The markets are full of hope now that Europe is starting to contain Greece's fallout, but the real story is that very little has changed about the region's underlying problem: too much debt.
And its not just Europe. "Global public debt is extraordinarily high," said Kenneth Rogoff, the co-author of This Time is Different, a seminal book on financial crises that came out in 2009. Going back eight centuries, he and Carmen Reinhart tracked the world's biggest financial collapses and found that they were call caused by debt, and that the recoveries took years.
The same is true this time around. Even if Greece can get its debt down to 120 per cent of gross domestic product by 2020, no one really believes that that's a sustainable level. And the countries that think they're better off because their national indebtedness is lower relative to that sky high level aren't doing themselves any favours.
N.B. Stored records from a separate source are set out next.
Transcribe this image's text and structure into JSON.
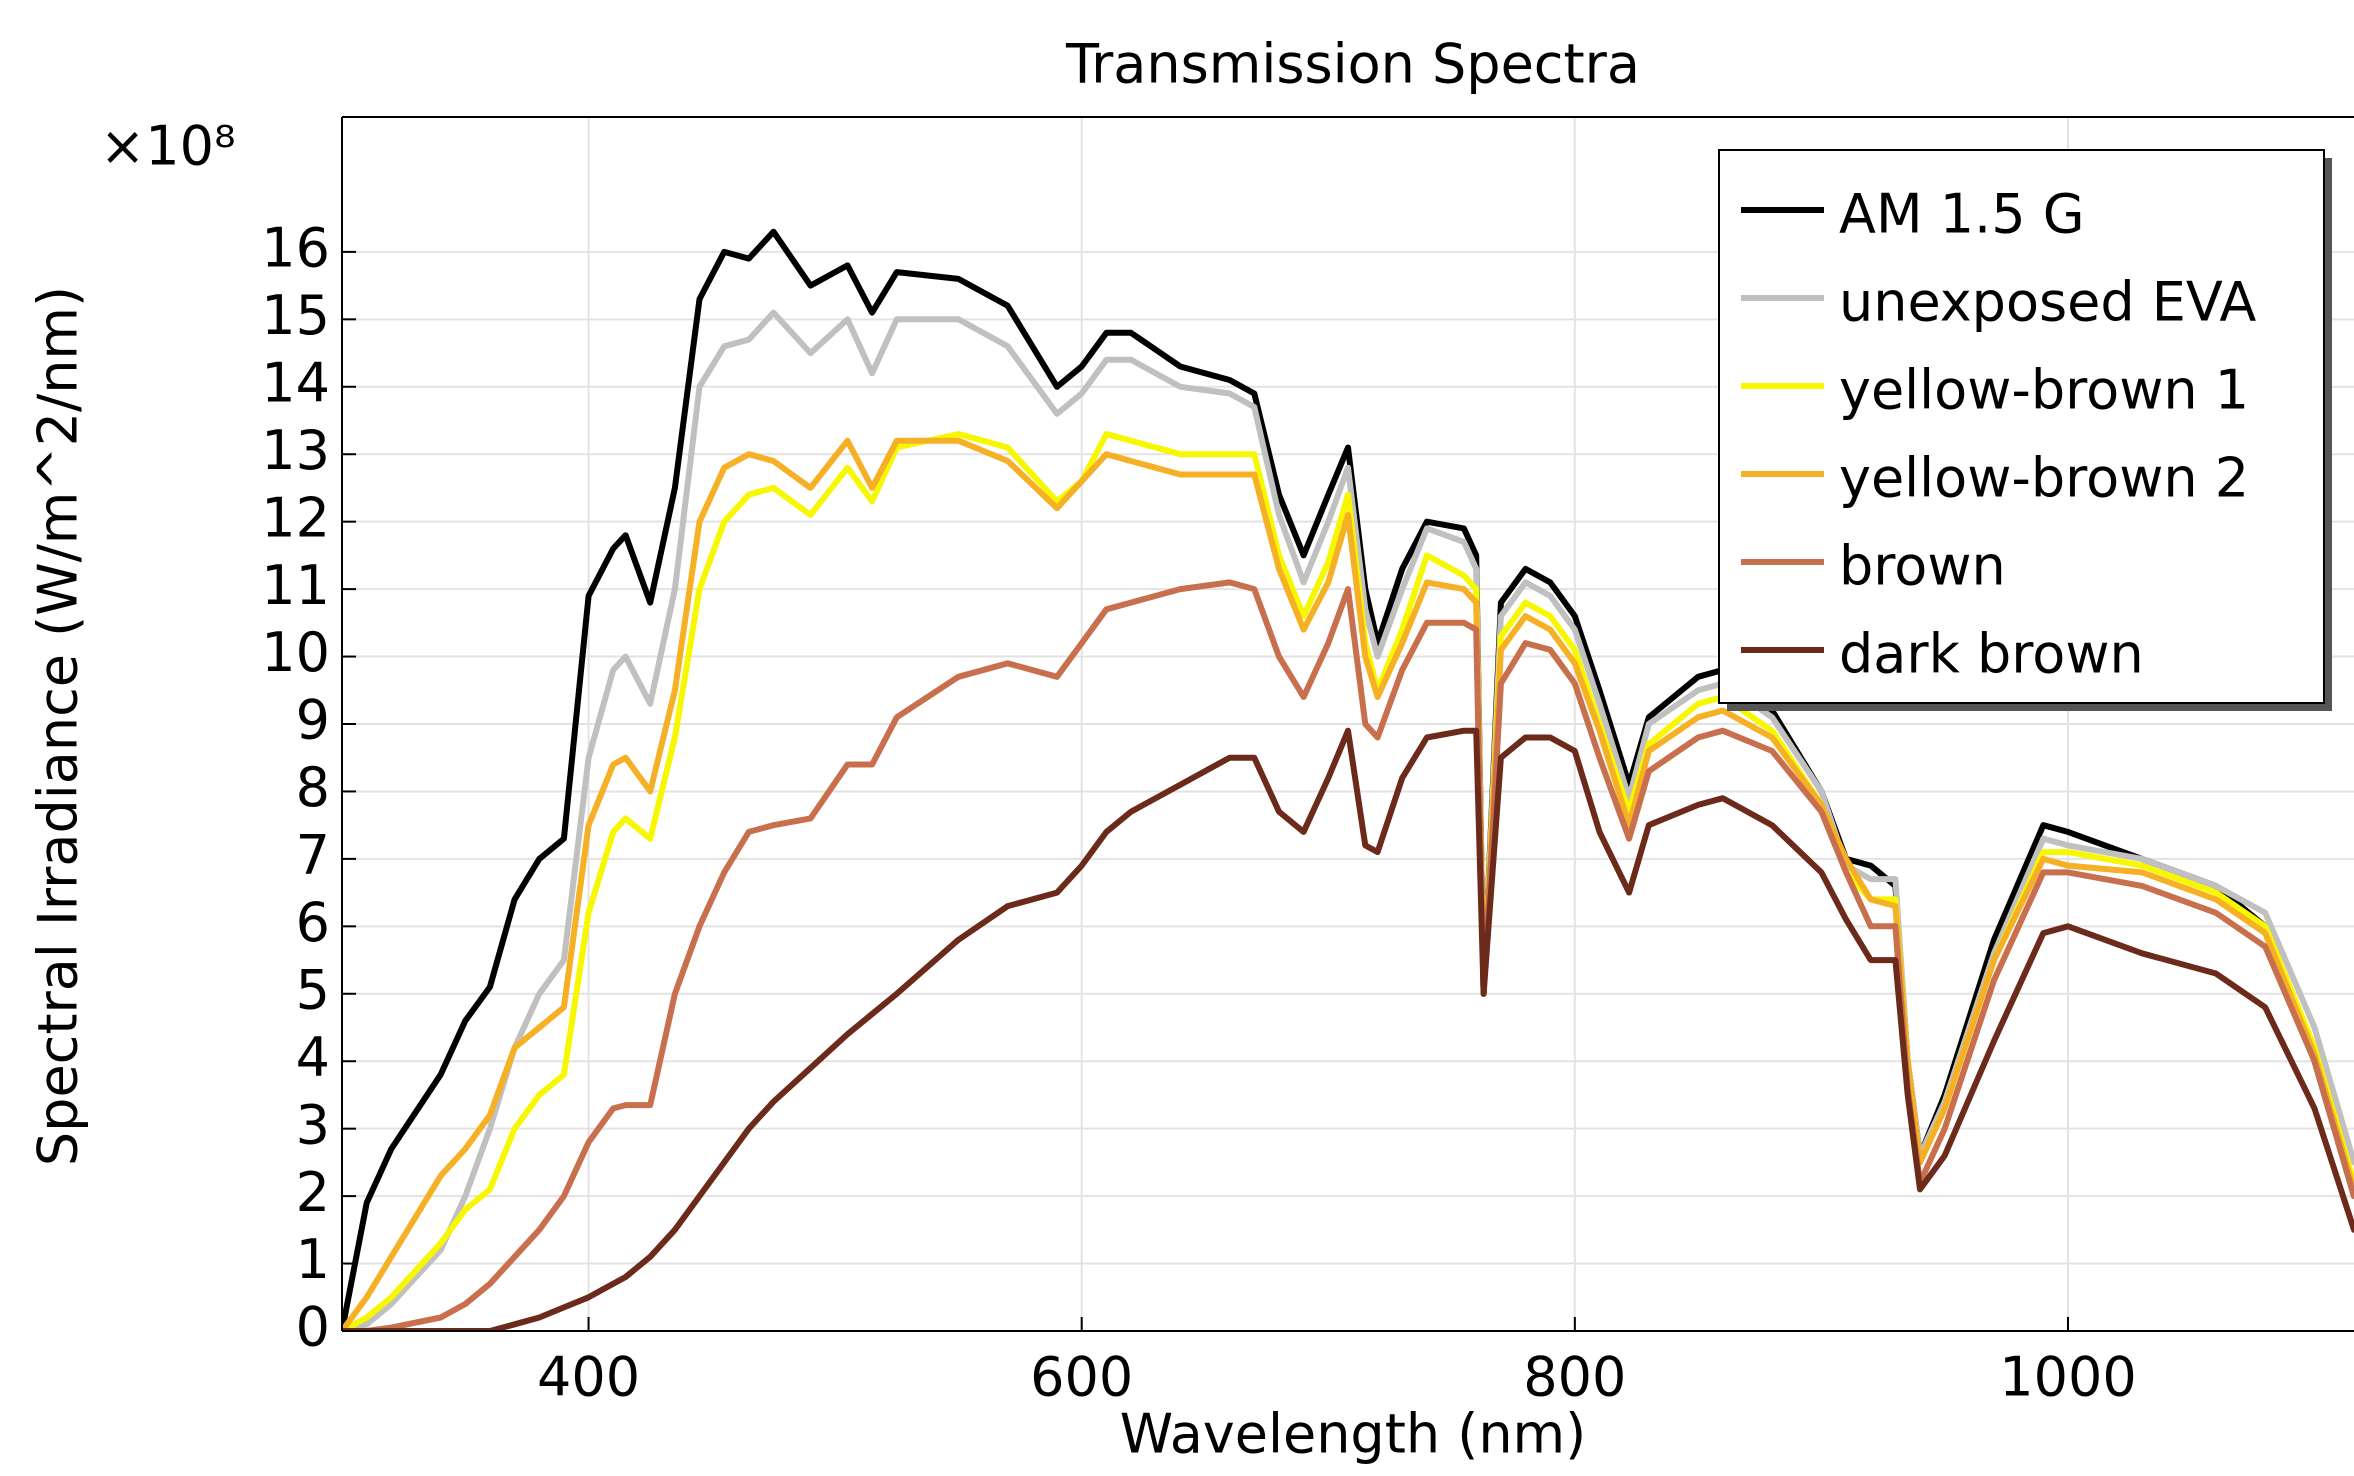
{
  "chart_data": {
    "type": "line",
    "title": "Transmission Spectra",
    "xlabel": "Wavelength (nm)",
    "ylabel": "Spectral Irradiance (W/m^2/nm)",
    "y_multiplier": "×10⁸",
    "xlim": [
      300,
      1116
    ],
    "xticks": [
      400,
      600,
      800,
      1000
    ],
    "ylim": [
      0,
      18
    ],
    "yticks": [
      0,
      1,
      2,
      3,
      4,
      5,
      6,
      7,
      8,
      9,
      10,
      11,
      12,
      13,
      14,
      15,
      16
    ],
    "grid": true,
    "legend": "upper right",
    "x": [
      300,
      310,
      320,
      340,
      350,
      360,
      370,
      380,
      390,
      400,
      410,
      415,
      425,
      435,
      445,
      455,
      465,
      475,
      490,
      505,
      515,
      525,
      550,
      570,
      590,
      600,
      610,
      620,
      640,
      660,
      670,
      680,
      690,
      700,
      708,
      715,
      720,
      730,
      740,
      755,
      760,
      763,
      770,
      780,
      790,
      800,
      810,
      822,
      830,
      850,
      860,
      880,
      900,
      910,
      920,
      930,
      935,
      940,
      950,
      970,
      990,
      1000,
      1030,
      1060,
      1080,
      1100,
      1116
    ],
    "series": [
      {
        "name": "AM 1.5 G",
        "color": "#000000",
        "values": [
          0,
          1.9,
          2.7,
          3.8,
          4.6,
          5.1,
          6.4,
          7.0,
          7.3,
          10.9,
          11.6,
          11.8,
          10.8,
          12.5,
          15.3,
          16.0,
          15.9,
          16.3,
          15.5,
          15.8,
          15.1,
          15.7,
          15.6,
          15.2,
          14.0,
          14.3,
          14.8,
          14.8,
          14.3,
          14.1,
          13.9,
          12.4,
          11.5,
          12.4,
          13.1,
          11.0,
          10.2,
          11.3,
          12.0,
          11.9,
          11.5,
          5.0,
          10.8,
          11.3,
          11.1,
          10.6,
          9.5,
          8.1,
          9.1,
          9.7,
          9.8,
          9.2,
          8.0,
          7.0,
          6.9,
          6.6,
          4.0,
          2.6,
          3.5,
          5.8,
          7.5,
          7.4,
          7.0,
          6.6,
          6.0,
          4.0,
          2.0
        ]
      },
      {
        "name": "unexposed EVA",
        "color": "#c0c0c0",
        "values": [
          0,
          0.1,
          0.4,
          1.2,
          2.0,
          3.0,
          4.2,
          5.0,
          5.5,
          8.5,
          9.8,
          10.0,
          9.3,
          11.0,
          14.0,
          14.6,
          14.7,
          15.1,
          14.5,
          15.0,
          14.2,
          15.0,
          15.0,
          14.6,
          13.6,
          13.9,
          14.4,
          14.4,
          14.0,
          13.9,
          13.7,
          12.1,
          11.1,
          12.0,
          12.8,
          10.7,
          10.0,
          11.0,
          11.9,
          11.7,
          11.3,
          5.0,
          10.6,
          11.1,
          10.9,
          10.4,
          9.3,
          7.9,
          9.0,
          9.5,
          9.6,
          9.1,
          8.0,
          6.9,
          6.7,
          6.7,
          4.0,
          2.6,
          3.4,
          5.6,
          7.3,
          7.2,
          7.0,
          6.6,
          6.2,
          4.5,
          2.5
        ]
      },
      {
        "name": "yellow-brown 1",
        "color": "#f7f700",
        "values": [
          0,
          0.2,
          0.5,
          1.3,
          1.8,
          2.1,
          3.0,
          3.5,
          3.8,
          6.2,
          7.4,
          7.6,
          7.3,
          8.8,
          11.0,
          12.0,
          12.4,
          12.5,
          12.1,
          12.8,
          12.3,
          13.1,
          13.3,
          13.1,
          12.3,
          12.6,
          13.3,
          13.2,
          13.0,
          13.0,
          13.0,
          11.5,
          10.6,
          11.4,
          12.4,
          10.2,
          9.5,
          10.4,
          11.5,
          11.2,
          11.0,
          5.0,
          10.3,
          10.8,
          10.6,
          10.1,
          9.0,
          7.7,
          8.7,
          9.3,
          9.4,
          8.9,
          7.8,
          6.8,
          6.4,
          6.4,
          4.0,
          2.5,
          3.3,
          5.5,
          7.1,
          7.1,
          6.9,
          6.5,
          6.0,
          4.2,
          2.2
        ]
      },
      {
        "name": "yellow-brown 2",
        "color": "#f5b025",
        "values": [
          0,
          0.5,
          1.1,
          2.3,
          2.7,
          3.2,
          4.2,
          4.5,
          4.8,
          7.5,
          8.4,
          8.5,
          8.0,
          9.5,
          12.0,
          12.8,
          13.0,
          12.9,
          12.5,
          13.2,
          12.5,
          13.2,
          13.2,
          12.9,
          12.2,
          12.6,
          13.0,
          12.9,
          12.7,
          12.7,
          12.7,
          11.3,
          10.4,
          11.1,
          12.1,
          10.0,
          9.4,
          10.2,
          11.1,
          11.0,
          10.8,
          5.0,
          10.1,
          10.6,
          10.4,
          9.9,
          8.9,
          7.5,
          8.6,
          9.1,
          9.2,
          8.8,
          7.8,
          7.0,
          6.4,
          6.3,
          4.0,
          2.5,
          3.3,
          5.5,
          7.0,
          6.9,
          6.8,
          6.4,
          5.9,
          4.1,
          2.1
        ]
      },
      {
        "name": "brown",
        "color": "#c8704d",
        "values": [
          0,
          0,
          0.05,
          0.2,
          0.4,
          0.7,
          1.1,
          1.5,
          2.0,
          2.8,
          3.3,
          3.35,
          3.35,
          5.0,
          6.0,
          6.8,
          7.4,
          7.5,
          7.6,
          8.4,
          8.4,
          9.1,
          9.7,
          9.9,
          9.7,
          10.2,
          10.7,
          10.8,
          11.0,
          11.1,
          11.0,
          10.0,
          9.4,
          10.2,
          11.0,
          9.0,
          8.8,
          9.8,
          10.5,
          10.5,
          10.4,
          5.0,
          9.6,
          10.2,
          10.1,
          9.6,
          8.5,
          7.3,
          8.3,
          8.8,
          8.9,
          8.6,
          7.7,
          6.8,
          6.0,
          6.0,
          3.6,
          2.2,
          3.0,
          5.2,
          6.8,
          6.8,
          6.6,
          6.2,
          5.7,
          4.0,
          2.0
        ]
      },
      {
        "name": "dark brown",
        "color": "#6b2a1a",
        "values": [
          0,
          0,
          0,
          0,
          0,
          0,
          0.1,
          0.2,
          0.35,
          0.5,
          0.7,
          0.8,
          1.1,
          1.5,
          2.0,
          2.5,
          3.0,
          3.4,
          3.9,
          4.4,
          4.7,
          5.0,
          5.8,
          6.3,
          6.5,
          6.9,
          7.4,
          7.7,
          8.1,
          8.5,
          8.5,
          7.7,
          7.4,
          8.2,
          8.9,
          7.2,
          7.1,
          8.2,
          8.8,
          8.9,
          8.9,
          5.0,
          8.5,
          8.8,
          8.8,
          8.6,
          7.4,
          6.5,
          7.5,
          7.8,
          7.9,
          7.5,
          6.8,
          6.1,
          5.5,
          5.5,
          3.5,
          2.1,
          2.6,
          4.3,
          5.9,
          6.0,
          5.6,
          5.3,
          4.8,
          3.3,
          1.5
        ]
      }
    ]
  }
}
Seeing as how this crisis fits the historical mould, there's only one thing we can expect: a long, nasty restructuring.
"There's no pretty way to do it," Mr. Rogoff said, alluding to what his research documented. "Politicians would have you believe that you [can]just have faster growth. Unfortunately, when debt is that high, you're going to have slower growth."
Looking back, the two authors found that dramatic action is necessary after major crises, including major tax hikes, enormous government spending cuts, austerity packages and very often, defaults.
Their findings are in line with what BlackRock chief executive officer Larry Fink said in his conversation with TD Bank CEO Ed Clark when he visited Toronto earlier this month. Both men agreed that resolving the crisis is going to take years.